Один из комиссаров, старик лет сорока с ярко-рыжими волосами, спросил:
— Не понял, что «наконец-то»?
Мама сначала заговорила что-то такое вроде «ну, как же, ведь вы же!», но потом быстро поняла, что это не те комиссары и что про нас они ничего не знают, и тогда она стала в подробностях объяснять им про дядю Витю, и рыжий комиссар заохал, сочувственно зацокал языком, вот, мол, беда-то, а второй, толстенький и суровый, с бровями, сказал:
— Опять Мишняки орудуют, их почерк. Прямо у нас под носом.
Рыжий тогда достал аппаратик, похожий на телефон, и я рванул прочь, ой, ребята, я рванул так, что меня самая быстрая ракета догнать бы не смогла, только меня и видели.
А куда я рвану?
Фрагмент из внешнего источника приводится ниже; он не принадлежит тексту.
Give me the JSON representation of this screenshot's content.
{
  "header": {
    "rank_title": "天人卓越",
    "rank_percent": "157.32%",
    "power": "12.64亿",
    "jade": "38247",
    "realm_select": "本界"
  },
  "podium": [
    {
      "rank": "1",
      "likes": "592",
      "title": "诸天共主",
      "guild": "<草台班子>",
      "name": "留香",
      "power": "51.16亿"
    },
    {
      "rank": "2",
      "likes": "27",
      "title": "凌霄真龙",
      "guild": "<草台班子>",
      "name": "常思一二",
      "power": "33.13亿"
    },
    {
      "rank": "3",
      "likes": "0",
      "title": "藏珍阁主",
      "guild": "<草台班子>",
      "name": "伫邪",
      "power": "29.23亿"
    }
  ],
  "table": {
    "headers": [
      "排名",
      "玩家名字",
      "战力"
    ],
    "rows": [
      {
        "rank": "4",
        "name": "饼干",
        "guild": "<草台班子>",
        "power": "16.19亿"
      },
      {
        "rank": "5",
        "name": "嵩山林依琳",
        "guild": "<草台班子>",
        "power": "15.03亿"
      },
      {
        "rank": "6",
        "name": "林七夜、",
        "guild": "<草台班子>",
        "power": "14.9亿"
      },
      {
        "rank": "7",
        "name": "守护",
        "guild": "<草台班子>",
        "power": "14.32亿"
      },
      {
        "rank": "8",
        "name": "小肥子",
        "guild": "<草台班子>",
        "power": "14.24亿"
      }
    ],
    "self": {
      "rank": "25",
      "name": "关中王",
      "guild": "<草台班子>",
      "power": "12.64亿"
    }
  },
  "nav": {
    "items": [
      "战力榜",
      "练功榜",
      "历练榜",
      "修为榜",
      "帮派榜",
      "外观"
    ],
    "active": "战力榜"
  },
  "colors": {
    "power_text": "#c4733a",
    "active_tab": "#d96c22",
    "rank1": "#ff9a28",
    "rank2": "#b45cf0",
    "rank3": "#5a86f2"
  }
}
Побегал-побегал по перрону и назад вернулся, потому что некуда мне было бежать.
Мама сидела и говорила с тем рыжим дядькой в кожаной шляпе. Тот как взялся с самого начала охать и цокать, так и не перестал. И маму еще упрекал:
— Ну, как вы могли такое про нас подумать?! Чтобы мы, государевы люди, вот просто так, без приговора, за каким-то грязным углом, да еще так бесчеловечно, прилюдно! Это, госпожа, конечно, были бандиты, банда тут орудует, мы давно за ними гоняемся. А вы взяли и бандитам поверили. Да разве мы на такое способны?
Мы-то с мамой знали, что они и не на такое способны.
Мама тогда говорит:
—А как же наши вещи? А деньги? Я имею в виду, с компенсациями нашими как же? Витя же их в свой банк положил, на свой счет. Вот как тут?
Я чуть не стошнил. Но все-таки это моя мама. Туг уж извиняйте — не извиняйте, но это моя мама, и, кроме нее, у меня никого нет. Но все-таки я чуть не стошнил.
— Насчет вещей, конечно, не обещаю, — сказал рыжий, — а вот счет банковский мы сейчас заблокируем, и если Мишняки еще не успели туда наведаться, то и ваши компенсации, и вашего сожителя, и вообще все, что у него на счету, все это вам, конечно, достанется. В общем, все наладится, вы, пожалуйста, не тревожьтесь. Как вы говорите, сожителя вашего звали?
Мама сказала. И номер счета тоже сказала, на память помнила.
Рыжий достал свой телефон, и я снова со страху чуть было не убежал. Но не убежал, а даже набрался храбрости и сказал толстенькому, пока рыжий банковский счет по телефону блокировал:
— Туг еще такие, как мы, сидят.
Рыжему-то я все равно не очень-то доверял, не люблю рыжих, у нас соседский Тимурка такой был, жуть пройда. А толстенький ничего показался, вроде серьезный.
— Где? — спрашивает.
— А вон, видите?
— Видим, — ответили комиссары. — Вы тут посидите, а мы скоро.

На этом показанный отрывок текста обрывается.